Syafiq Hasyim – Although the mainstream Muslim organisations had supported closing mosques during Indonesia's current round of emergency Covid-19 restrictions, the government subsequently compromised. This is another indication of the growing influence of conservative Muslim voices on Muslim issues.
On 2 July 2021, the Jokowi government announced that emergency restrictions on public and community activities would be implemented across Java and Bali due to the rapid spread of a second wave of Covid-19 cases. (The duration for the enforcement of these restrictions was originally 3 July to 20 July but was recently extended to 26 July.) Places of worship like mosques, churches and temples were categorised as carrying out non-essential activities and were ordered to be temporarily closed.

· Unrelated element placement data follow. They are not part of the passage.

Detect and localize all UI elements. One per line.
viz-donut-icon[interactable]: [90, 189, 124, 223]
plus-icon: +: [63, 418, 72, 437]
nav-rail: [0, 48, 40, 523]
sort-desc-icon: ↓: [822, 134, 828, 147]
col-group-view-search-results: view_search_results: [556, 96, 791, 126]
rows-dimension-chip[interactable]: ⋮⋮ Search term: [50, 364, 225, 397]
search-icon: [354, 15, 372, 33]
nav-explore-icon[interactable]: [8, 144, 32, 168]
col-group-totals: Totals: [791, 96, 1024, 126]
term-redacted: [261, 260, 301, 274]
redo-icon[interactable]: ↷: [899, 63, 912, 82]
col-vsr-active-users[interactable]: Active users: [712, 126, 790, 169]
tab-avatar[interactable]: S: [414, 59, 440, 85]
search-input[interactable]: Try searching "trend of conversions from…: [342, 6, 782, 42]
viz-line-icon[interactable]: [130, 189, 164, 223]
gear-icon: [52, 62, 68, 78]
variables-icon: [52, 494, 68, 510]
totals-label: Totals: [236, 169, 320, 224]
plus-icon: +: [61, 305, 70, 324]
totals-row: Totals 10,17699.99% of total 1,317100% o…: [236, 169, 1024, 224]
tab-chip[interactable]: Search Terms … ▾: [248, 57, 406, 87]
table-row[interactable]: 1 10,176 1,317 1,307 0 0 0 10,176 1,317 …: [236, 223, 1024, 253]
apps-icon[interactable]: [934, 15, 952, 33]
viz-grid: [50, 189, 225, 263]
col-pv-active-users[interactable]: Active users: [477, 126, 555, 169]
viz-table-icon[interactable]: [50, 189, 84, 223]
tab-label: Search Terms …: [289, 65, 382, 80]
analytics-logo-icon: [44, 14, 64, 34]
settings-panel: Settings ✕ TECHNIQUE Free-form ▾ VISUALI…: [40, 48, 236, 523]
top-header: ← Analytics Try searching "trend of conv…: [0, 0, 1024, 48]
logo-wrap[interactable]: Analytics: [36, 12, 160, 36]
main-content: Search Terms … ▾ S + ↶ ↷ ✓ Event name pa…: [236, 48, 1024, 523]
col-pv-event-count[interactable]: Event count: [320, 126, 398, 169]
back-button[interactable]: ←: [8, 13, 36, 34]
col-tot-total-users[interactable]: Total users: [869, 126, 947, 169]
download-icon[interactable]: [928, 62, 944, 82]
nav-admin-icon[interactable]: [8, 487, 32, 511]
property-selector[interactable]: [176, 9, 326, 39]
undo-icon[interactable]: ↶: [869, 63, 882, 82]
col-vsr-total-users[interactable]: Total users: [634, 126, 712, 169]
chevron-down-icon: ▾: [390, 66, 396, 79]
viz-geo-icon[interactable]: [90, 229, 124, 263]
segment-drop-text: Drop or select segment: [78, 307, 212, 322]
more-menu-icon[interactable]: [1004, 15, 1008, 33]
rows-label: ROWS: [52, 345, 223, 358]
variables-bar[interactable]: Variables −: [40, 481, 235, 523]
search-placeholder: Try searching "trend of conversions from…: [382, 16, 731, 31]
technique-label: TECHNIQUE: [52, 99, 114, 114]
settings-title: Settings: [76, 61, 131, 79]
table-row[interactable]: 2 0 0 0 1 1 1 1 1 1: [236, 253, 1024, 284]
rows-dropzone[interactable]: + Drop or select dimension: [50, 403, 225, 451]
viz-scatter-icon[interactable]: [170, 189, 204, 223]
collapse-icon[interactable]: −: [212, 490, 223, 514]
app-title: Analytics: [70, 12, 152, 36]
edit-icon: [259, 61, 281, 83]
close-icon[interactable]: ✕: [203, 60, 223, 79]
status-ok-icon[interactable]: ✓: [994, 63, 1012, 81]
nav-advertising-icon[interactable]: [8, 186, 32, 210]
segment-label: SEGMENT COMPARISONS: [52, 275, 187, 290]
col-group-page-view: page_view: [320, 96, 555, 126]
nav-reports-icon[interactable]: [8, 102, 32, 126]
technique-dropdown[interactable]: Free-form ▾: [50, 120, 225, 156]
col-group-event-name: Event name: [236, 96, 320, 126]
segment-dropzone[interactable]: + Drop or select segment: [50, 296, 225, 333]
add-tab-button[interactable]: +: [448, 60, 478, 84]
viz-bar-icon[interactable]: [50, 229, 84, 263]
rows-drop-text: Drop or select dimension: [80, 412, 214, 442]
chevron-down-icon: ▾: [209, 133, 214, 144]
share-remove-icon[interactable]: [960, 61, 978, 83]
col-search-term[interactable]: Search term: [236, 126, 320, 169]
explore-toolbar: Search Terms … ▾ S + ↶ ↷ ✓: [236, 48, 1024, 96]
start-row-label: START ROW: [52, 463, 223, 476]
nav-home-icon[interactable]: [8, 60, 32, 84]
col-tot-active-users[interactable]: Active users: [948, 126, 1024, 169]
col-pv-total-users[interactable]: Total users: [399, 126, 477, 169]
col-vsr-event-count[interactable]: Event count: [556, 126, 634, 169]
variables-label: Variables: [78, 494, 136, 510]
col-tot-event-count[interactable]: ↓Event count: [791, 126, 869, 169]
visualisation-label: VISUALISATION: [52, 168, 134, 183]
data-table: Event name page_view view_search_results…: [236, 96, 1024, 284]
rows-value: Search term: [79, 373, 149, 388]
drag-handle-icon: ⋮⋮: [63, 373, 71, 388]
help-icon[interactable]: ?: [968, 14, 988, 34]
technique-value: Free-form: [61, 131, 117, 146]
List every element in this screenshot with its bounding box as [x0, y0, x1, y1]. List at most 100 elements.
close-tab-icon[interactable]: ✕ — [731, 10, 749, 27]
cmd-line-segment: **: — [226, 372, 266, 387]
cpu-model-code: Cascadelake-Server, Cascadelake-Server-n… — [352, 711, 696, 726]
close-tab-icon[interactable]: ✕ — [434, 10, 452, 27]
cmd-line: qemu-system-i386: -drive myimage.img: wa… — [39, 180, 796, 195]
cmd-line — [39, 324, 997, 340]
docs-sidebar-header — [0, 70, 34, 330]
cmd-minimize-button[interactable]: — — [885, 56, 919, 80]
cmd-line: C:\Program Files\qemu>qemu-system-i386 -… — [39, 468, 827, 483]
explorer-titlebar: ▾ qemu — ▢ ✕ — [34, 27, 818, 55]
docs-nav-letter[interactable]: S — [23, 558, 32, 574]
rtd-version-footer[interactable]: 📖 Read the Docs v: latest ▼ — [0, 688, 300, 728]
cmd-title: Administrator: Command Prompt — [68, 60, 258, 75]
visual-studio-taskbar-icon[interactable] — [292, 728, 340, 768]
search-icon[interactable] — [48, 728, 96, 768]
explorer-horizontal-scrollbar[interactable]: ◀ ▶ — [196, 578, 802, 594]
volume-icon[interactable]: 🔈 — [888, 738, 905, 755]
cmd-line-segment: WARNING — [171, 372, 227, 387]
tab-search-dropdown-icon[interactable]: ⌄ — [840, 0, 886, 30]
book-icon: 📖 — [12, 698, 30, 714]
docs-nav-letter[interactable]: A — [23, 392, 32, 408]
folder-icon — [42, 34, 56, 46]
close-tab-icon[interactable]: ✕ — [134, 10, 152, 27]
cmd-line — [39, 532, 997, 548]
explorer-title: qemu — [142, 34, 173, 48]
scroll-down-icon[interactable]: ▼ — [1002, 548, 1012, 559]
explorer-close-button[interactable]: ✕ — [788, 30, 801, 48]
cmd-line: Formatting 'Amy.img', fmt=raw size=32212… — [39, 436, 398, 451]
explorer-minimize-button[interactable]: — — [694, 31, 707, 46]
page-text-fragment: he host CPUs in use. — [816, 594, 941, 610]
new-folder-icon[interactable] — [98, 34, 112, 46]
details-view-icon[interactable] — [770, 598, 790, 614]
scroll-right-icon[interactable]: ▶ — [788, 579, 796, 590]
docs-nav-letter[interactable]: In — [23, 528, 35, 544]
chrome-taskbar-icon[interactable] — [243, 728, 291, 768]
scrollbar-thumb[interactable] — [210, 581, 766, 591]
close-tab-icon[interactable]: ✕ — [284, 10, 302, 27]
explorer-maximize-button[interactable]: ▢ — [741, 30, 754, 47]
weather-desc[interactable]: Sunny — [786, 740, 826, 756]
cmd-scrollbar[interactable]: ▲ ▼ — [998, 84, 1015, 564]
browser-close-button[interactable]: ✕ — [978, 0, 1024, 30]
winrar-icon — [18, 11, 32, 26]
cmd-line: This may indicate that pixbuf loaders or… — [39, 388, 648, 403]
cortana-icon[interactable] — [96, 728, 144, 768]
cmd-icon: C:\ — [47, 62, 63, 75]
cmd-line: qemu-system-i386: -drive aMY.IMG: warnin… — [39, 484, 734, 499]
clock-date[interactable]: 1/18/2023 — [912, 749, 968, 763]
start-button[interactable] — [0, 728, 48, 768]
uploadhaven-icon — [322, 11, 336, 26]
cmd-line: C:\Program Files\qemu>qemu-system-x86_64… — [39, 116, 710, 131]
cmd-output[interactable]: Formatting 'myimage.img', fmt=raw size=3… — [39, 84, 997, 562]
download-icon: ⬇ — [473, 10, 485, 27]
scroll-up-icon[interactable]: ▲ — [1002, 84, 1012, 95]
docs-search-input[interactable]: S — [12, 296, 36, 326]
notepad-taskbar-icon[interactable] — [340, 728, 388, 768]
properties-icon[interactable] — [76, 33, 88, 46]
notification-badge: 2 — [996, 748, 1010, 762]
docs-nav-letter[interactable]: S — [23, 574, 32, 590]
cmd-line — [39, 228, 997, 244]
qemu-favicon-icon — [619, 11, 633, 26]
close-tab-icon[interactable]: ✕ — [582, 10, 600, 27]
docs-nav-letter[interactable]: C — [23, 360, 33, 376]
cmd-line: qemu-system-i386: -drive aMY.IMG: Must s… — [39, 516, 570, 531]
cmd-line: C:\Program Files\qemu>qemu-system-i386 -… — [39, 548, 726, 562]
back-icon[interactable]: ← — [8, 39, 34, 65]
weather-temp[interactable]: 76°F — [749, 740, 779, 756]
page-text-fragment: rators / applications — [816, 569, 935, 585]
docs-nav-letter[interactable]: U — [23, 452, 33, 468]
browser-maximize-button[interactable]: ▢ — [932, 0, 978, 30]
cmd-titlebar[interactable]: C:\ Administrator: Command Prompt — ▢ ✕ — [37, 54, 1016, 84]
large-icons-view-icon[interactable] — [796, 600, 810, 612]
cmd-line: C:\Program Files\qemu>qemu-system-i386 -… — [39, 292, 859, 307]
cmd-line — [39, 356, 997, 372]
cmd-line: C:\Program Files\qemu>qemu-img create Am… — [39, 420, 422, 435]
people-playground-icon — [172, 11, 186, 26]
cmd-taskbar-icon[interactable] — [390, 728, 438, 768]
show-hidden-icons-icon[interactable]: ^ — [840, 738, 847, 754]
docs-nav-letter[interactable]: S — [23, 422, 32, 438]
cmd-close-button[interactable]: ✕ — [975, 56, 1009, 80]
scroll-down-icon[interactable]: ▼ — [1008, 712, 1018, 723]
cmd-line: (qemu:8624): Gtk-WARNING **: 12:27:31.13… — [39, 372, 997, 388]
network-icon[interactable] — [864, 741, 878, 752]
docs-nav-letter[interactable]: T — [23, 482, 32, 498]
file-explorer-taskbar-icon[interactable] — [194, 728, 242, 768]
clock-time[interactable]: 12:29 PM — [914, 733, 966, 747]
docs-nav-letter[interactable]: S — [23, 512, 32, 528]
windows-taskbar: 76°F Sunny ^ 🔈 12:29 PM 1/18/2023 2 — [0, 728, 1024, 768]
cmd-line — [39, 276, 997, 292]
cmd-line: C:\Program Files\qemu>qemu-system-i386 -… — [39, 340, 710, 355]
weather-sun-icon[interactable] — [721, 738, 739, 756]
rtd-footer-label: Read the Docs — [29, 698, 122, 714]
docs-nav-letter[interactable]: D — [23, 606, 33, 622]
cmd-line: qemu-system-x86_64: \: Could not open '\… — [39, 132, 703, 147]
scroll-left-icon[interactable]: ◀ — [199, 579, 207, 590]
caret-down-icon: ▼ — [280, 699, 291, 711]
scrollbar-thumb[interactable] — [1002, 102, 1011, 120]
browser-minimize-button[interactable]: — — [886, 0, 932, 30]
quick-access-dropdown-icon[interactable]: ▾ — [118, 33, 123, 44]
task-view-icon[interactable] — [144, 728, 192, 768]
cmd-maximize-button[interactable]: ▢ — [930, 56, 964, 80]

But on 8 July 2021, the Minister of Home Affairs Tito Karnavian announced a revision to the emergency restrictions (also referred to as PPKM Darurat). A critical feature of this revision was to allow mosques and other places of worship to stay open during the emergency lockdown. In the revised policy, the new rules simply stated that places of worship were not to hold worship activities or religious congregations during the stipulated period and to "optimise" the carrying out of worship at home. While the new rules were conspicuously silent on whether places of worship should be closed, they were tantamount to allowing them to remain open.
What brought about this revision? And what does this say about the Jokowi government's ability to deal effectively with the still uncontrolled spread of Covid-19 in the country?
The mainstream Muslim organisations like NU and Muhammadiyah were, in fact, supportive of the original restrictions and the closure of mosques. Abdul Manan Gani (head of Lembaga Dakwah Nahdaltul Ulama) stated that the PPKM Darurat should be supported because the policy was taken for the public good (maslaha). Abdul Manan stated the implementation of PPKM Darurat was under the full authority of the state. Abdul Mu'thi (Secretary-General of Muhammadiyah) also agreed with the PPKM Darurat, stating that the emergency lockdown must be taken by the government to save and protect the people from the Covid-19.
However, the decision to close mosques invited protests from some Muslim groups who expressed strong opposition to the move on social media and online media. For instance, prominent social media preacher Ustaz Abdul Somad (UAS) expressed his anger about the closure of mosques by saying that the government ought to be ashamed before God by closing mosques but keeping malls opened. Vice-Chairman of the Indonesian Ulama Council (MUI) Anwar Abbas argued that if offices and businesses in the red zone were not being closed, neither should mosques, adding that the nation "could be scolded by God". Separately, Haikal Hassan (spokesperson of the hardline 212 alumni group) called on Muslims to demand that the government of Indonesia allow places of worship to remain open, at least at 30 per cent of its capacity.
Significantly, the 8 July decision against the full closure of mosques and other places of worship had the strong backing of Indonesian Vice-President Ma'ruf Amin, who publicly disclosed that he played a role in lobbying for the revisions to allow for mosques to remain open.
The government's compromise in revising the PPKM Darurat reflected, once again, the increasingly influential role Ma'ruf Amin and the Indonesian Ulama Council (MUI) play in shaping decisions affecting Muslims in Indonesia. The government's compromise was swiftly applauded by Cholil Nafis (Chairman of MUI in Dakwah), who expressed his appreciation for the revision of the PPKM Darurat, stating that it showed the government still listened to the aspirations of Muslims. Rather than seeing mosques as potential places that can spread the Covid-19 virus, he suggested that mosques could be used as coordination centres for Covid-19 protection in each area.
The government's compromise in allowing mosques to remain open was probably also a recognition of the futility in trying to close mosques in the first place. At the practical level, even without the revision of PPKM Darurat, many mosques in Jakarta already intended to remain open and carry out their religious activities. Most of the mosques in the greater area of Jakarta (Depok, Bekasi, Tangerang, Tangerang Selatan, and Bogor) had intended to continue holding congregational Friday prayers. Religious activities such as the holding of Islamic forums (Majlis Taklim) would also proceed. The effect of the revision, however, would have served to further encourage large mosque gatherings to take place.
To conclude, the revision on PPKM Darurat suggests that the government has not been able to fully dictate the outcome of its intended policies. Despite the government's exhortations on safe distancing and past experiences of large mass gatherings contributing to significant increases of Covid-19 cases, the huge crowds that gathered outside mosques to carry out the recent Eid al-Adha rituals seemed undeterred. The latest events have further underscored how religious considerations still heavily influence government policy and implementation – even the expense of policies that are meant to secure human life.